The concrete-floored room looks, at
first glance, like little more than a garage. There is a red tool
chest, its drawers labeled: "Hacksaws." "Allen wrenches." There are
stepladders and vise grips. There is also, at one end of the room, a
half-built spaceship, and everyone is wearing toe-to-fingertip
protective suits.
"Don't. Touch. Anything."
Bruce Jakosky says the words politely but tautly, like a
protective father - which, effectively, he is. Jakosky is the
principal investigator behind NASA's next mission to Mars, putting
him in the vanguard of an arcane niche of science: planetary
protection - the science of exploring space without messing it up.
As NASA pursues the search for life in the solar system, the
cleanliness of robotic explorers is crucial to avoid contaminating
other worlds. Contaminants from Earth could inadvertently kill life
forms on other planets just as we discover that they exist.
The decontamination of spacecraft, an obscure arm of space
science, has grown in importance as NASA turned its attention to
places such as Mars, Titan and Europa that have environments that
are potentially conducive to life.
Jakosky's immediate concern is a $671 million probe named the
Mars Atmosphere and Volatile EvolutioN orbiter, or MAVEN, which
Lockheed Martin Space Systems is building south of Denver.
The craft is scheduled to launch in late 2013. Its mission is to
delve into Mars' transition from a wet and warm planet to one that
is dry and cold - vital research for determining whether Mars ever
harbored life.
The spacecraft needs to be scrubbed so that when it impacts Mars,
it is carrying no more than 500,000 spores of microbial life, so few
they could fit on the head of a pin.
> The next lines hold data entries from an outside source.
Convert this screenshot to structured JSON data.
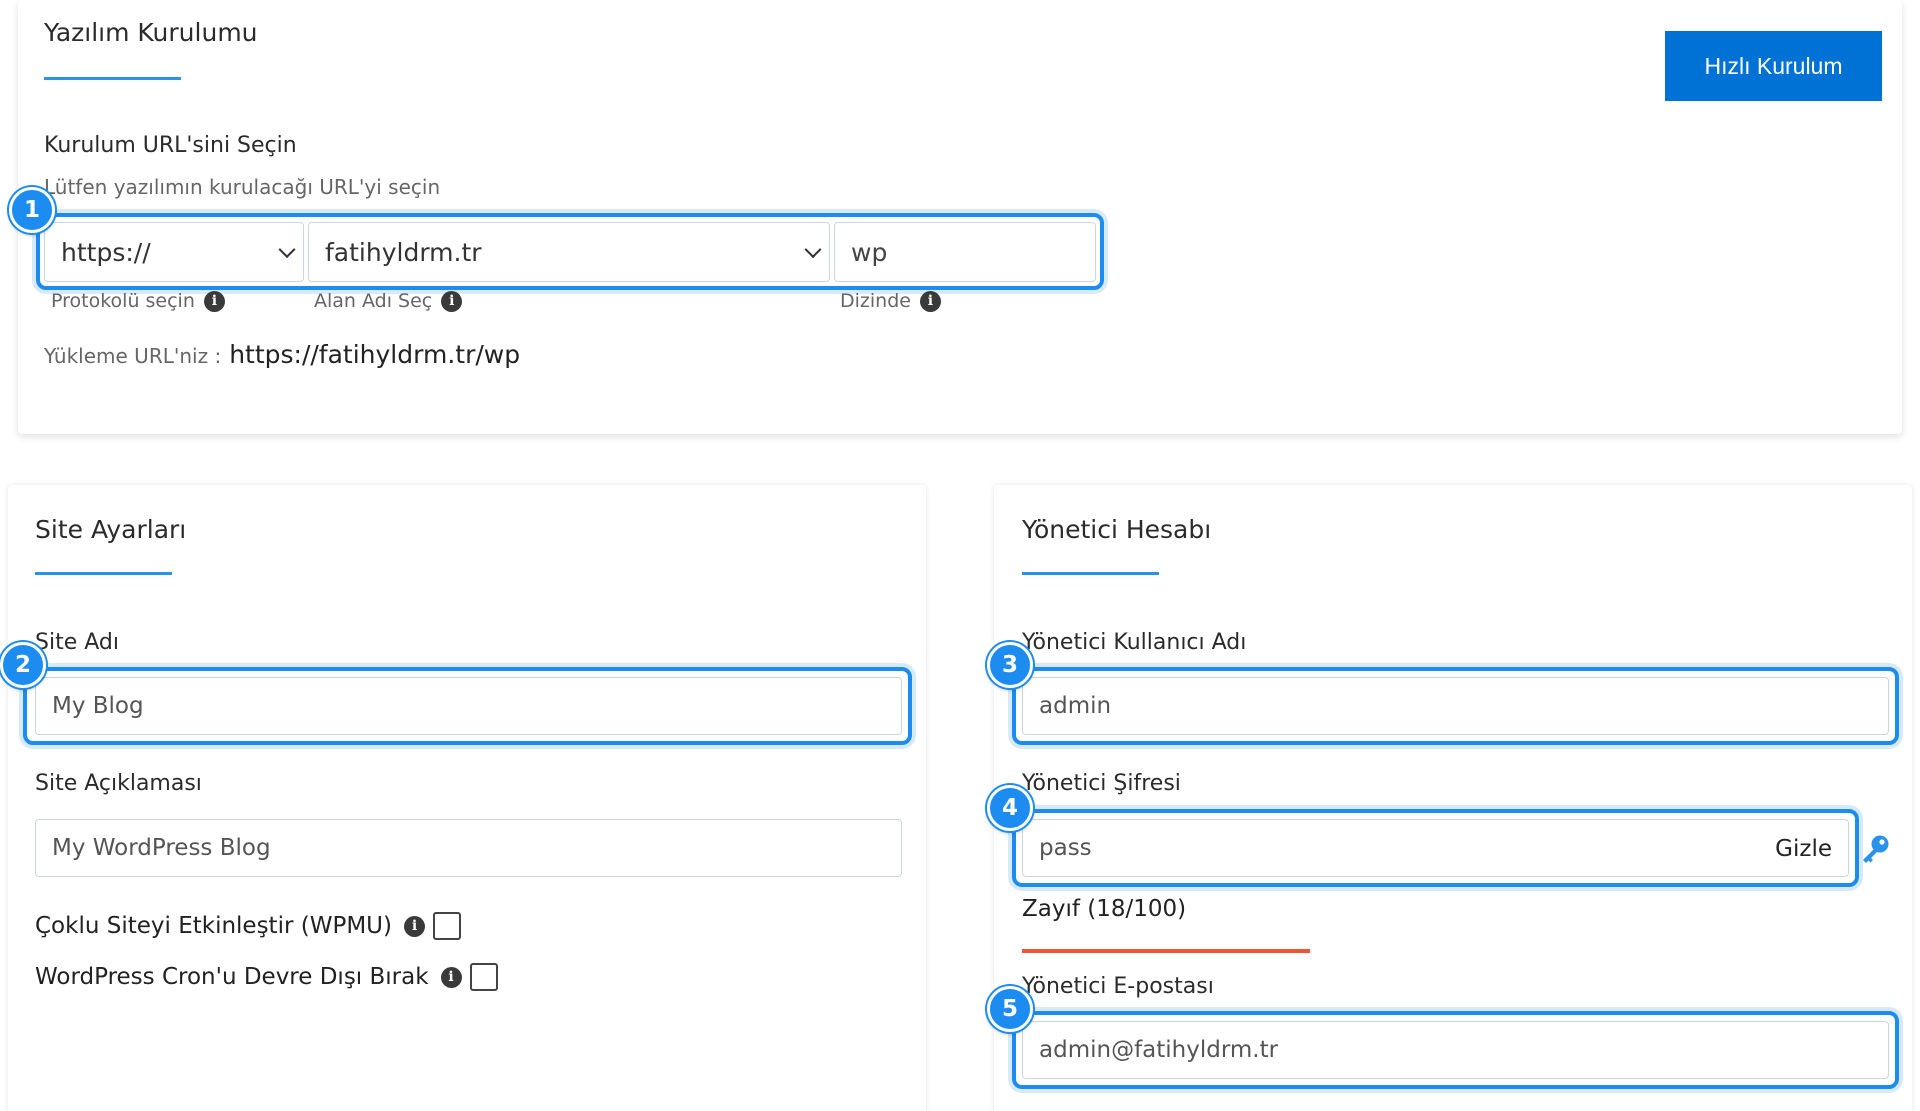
{
  "install": {
    "title": "Yazılım Kurulumu",
    "quick_install_label": "Hızlı Kurulum",
    "url_label": "Kurulum URL'sini Seçin",
    "url_hint": "Lütfen yazılımın kurulacağı URL'yi seçin",
    "protocol_value": "https://",
    "domain_value": "fatihyldrm.tr",
    "directory_value": "wp",
    "protocol_caption": "Protokolü seçin",
    "domain_caption": "Alan Adı Seç",
    "directory_caption": "Dizinde",
    "install_url_prefix": "Yükleme URL'niz :",
    "install_url_value": "https://fatihyldrm.tr/wp"
  },
  "site": {
    "title": "Site Ayarları",
    "name_label": "Site Adı",
    "name_value": "My Blog",
    "description_label": "Site Açıklaması",
    "description_value": "My WordPress Blog",
    "multisite_label": "Çoklu Siteyi Etkinleştir (WPMU)",
    "multisite_checked": false,
    "cron_label": "WordPress Cron'u Devre Dışı Bırak",
    "cron_checked": false
  },
  "admin": {
    "title": "Yönetici Hesabı",
    "username_label": "Yönetici Kullanıcı Adı",
    "username_value": "admin",
    "password_label": "Yönetici Şifresi",
    "password_value": "pass",
    "hide_label": "Gizle",
    "strength_text": "Zayıf (18/100)",
    "strength_score": 18,
    "strength_color": "#ee5533",
    "email_label": "Yönetici E-postası",
    "email_value": "admin@fatihyldrm.tr"
  },
  "badges": [
    "1",
    "2",
    "3",
    "4",
    "5"
  ],
  "icons": {
    "info": "info-icon",
    "key": "key-icon",
    "dropdown": "chevron-down-icon"
  },
  "colors": {
    "accent": "#1d8cf0",
    "button": "#0072d6",
    "underline": "#2a93e8"
  }
}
The goal is simple, said
Jakosky, a University of Colorado at Boulder professor: "Don't
contaminate Mars or jeopardize your science." The trick is in the
execution.
Many of the achievements that marked the onset of the Space Age
meant sending astronauts into space. Today, scientists have entered
a gilded age of robotic space exploration.
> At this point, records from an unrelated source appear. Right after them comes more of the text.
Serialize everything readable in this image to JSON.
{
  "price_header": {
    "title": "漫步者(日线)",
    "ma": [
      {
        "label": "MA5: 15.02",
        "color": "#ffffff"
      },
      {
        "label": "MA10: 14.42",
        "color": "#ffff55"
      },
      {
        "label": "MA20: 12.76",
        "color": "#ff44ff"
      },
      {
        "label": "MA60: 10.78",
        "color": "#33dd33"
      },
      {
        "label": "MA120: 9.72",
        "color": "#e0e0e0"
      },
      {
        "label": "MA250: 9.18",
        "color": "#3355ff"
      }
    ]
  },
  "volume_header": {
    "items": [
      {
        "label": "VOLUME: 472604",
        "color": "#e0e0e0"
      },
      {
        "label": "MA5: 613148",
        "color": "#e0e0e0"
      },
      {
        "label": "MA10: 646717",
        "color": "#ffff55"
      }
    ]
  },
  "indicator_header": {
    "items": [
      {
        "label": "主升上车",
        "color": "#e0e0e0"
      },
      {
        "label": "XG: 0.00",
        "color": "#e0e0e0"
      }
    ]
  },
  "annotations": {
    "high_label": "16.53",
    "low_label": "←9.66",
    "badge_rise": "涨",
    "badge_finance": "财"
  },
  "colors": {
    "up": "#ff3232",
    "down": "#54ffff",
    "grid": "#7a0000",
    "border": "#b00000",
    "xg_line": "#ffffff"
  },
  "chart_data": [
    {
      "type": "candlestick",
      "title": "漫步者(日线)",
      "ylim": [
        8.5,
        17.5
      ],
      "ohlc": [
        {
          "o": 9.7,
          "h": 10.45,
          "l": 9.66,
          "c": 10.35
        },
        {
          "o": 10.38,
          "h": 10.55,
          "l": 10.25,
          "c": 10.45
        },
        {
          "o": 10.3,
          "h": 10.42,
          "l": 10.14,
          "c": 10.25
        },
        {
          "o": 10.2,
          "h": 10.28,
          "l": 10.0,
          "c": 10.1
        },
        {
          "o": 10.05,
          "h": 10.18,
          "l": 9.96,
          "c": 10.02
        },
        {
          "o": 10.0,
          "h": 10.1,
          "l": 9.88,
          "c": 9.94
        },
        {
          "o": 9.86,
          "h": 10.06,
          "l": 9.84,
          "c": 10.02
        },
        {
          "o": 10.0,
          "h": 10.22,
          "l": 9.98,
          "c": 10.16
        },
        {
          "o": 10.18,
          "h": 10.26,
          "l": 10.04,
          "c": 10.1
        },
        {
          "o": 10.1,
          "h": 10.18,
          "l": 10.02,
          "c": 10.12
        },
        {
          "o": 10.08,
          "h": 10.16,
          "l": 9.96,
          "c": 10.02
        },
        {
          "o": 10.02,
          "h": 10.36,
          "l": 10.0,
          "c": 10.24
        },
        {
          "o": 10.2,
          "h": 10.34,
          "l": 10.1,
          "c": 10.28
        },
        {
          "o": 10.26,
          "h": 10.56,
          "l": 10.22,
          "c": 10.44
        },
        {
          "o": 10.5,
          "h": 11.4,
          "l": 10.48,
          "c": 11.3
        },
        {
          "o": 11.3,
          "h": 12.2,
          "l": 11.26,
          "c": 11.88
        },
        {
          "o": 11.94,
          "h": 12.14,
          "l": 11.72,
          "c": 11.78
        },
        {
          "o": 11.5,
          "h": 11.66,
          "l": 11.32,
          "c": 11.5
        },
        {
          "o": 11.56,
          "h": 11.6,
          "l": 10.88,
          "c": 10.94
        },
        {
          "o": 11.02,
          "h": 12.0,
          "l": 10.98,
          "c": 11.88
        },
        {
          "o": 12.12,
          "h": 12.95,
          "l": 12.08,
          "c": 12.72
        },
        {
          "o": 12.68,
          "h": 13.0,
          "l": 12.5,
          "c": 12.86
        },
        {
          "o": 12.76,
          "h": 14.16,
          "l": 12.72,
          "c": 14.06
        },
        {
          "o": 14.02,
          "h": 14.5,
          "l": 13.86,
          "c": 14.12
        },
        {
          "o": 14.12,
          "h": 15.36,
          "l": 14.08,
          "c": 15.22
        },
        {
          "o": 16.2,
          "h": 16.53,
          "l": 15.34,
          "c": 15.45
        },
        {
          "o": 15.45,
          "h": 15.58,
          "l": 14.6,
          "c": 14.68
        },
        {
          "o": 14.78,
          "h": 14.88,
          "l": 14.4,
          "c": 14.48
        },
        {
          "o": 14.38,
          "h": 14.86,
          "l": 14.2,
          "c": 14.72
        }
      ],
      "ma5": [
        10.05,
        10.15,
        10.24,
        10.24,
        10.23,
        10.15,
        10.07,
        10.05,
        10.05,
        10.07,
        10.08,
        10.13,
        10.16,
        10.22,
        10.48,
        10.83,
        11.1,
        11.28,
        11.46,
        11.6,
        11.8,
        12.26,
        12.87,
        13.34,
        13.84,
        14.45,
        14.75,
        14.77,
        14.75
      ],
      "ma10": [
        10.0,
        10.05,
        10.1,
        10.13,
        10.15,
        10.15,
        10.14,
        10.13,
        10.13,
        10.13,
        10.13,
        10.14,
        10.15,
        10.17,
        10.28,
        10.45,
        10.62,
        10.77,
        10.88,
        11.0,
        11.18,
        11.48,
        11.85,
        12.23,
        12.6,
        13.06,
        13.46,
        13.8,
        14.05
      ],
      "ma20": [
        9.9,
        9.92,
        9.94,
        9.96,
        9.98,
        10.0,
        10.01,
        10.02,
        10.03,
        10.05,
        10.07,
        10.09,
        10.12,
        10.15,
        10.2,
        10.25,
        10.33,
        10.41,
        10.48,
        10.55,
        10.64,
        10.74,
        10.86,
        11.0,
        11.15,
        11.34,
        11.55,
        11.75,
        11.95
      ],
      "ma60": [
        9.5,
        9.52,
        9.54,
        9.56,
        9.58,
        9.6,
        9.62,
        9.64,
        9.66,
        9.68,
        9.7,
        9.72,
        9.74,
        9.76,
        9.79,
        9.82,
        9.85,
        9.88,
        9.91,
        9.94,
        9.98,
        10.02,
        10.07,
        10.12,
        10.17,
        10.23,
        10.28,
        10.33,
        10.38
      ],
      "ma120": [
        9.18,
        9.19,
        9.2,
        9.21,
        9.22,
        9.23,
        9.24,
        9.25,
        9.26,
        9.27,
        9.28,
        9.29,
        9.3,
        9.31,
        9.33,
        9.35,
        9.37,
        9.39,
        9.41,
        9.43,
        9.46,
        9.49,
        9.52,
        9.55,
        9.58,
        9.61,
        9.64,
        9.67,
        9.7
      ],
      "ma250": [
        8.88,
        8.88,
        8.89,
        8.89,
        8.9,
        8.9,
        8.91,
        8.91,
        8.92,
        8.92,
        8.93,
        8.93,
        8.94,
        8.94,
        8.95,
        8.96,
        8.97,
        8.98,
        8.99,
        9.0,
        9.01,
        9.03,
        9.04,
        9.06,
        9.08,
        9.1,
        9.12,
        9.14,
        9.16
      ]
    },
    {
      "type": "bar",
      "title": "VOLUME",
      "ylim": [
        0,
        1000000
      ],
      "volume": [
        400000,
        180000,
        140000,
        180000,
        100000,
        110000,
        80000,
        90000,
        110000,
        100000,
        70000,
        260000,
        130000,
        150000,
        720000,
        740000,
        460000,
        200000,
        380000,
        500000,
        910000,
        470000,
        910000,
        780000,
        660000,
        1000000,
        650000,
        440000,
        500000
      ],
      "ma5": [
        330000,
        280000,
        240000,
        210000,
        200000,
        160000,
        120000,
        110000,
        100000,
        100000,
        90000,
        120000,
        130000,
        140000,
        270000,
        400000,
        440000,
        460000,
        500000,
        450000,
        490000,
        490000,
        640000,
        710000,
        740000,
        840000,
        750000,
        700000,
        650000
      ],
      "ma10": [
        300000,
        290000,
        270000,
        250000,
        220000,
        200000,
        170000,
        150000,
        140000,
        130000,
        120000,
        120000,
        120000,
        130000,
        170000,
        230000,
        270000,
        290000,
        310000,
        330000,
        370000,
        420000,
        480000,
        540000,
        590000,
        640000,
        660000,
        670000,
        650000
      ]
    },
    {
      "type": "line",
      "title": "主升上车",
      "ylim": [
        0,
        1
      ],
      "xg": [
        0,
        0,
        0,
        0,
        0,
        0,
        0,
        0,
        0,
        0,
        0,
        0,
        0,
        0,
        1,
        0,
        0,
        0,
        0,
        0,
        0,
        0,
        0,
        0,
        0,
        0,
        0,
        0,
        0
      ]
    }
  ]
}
The rover Curiosity that landed on Mars this summer is just one
in a suite of machines that have been sent to study new corners of
space. Other missions will send probes to intercept an asteroid and
visit a distant moon that could contain three times as much water as
Earth. It is an era fraught with anxiety for those who have the
curious task of keeping space free of contamination.
"This business is not for the faint of heart," Jakosky says.
Planetary protection must operate on three levels at once.
First, spacecraft must not bring a potentially harmful level of
microbes from Earth to another planet or celestial body. Scientists
also must be careful not to mess up their own work - signs of
extraterrestrial life could be "discovered" but could actually be
false-positives born on a launch pad at Cape Canaveral.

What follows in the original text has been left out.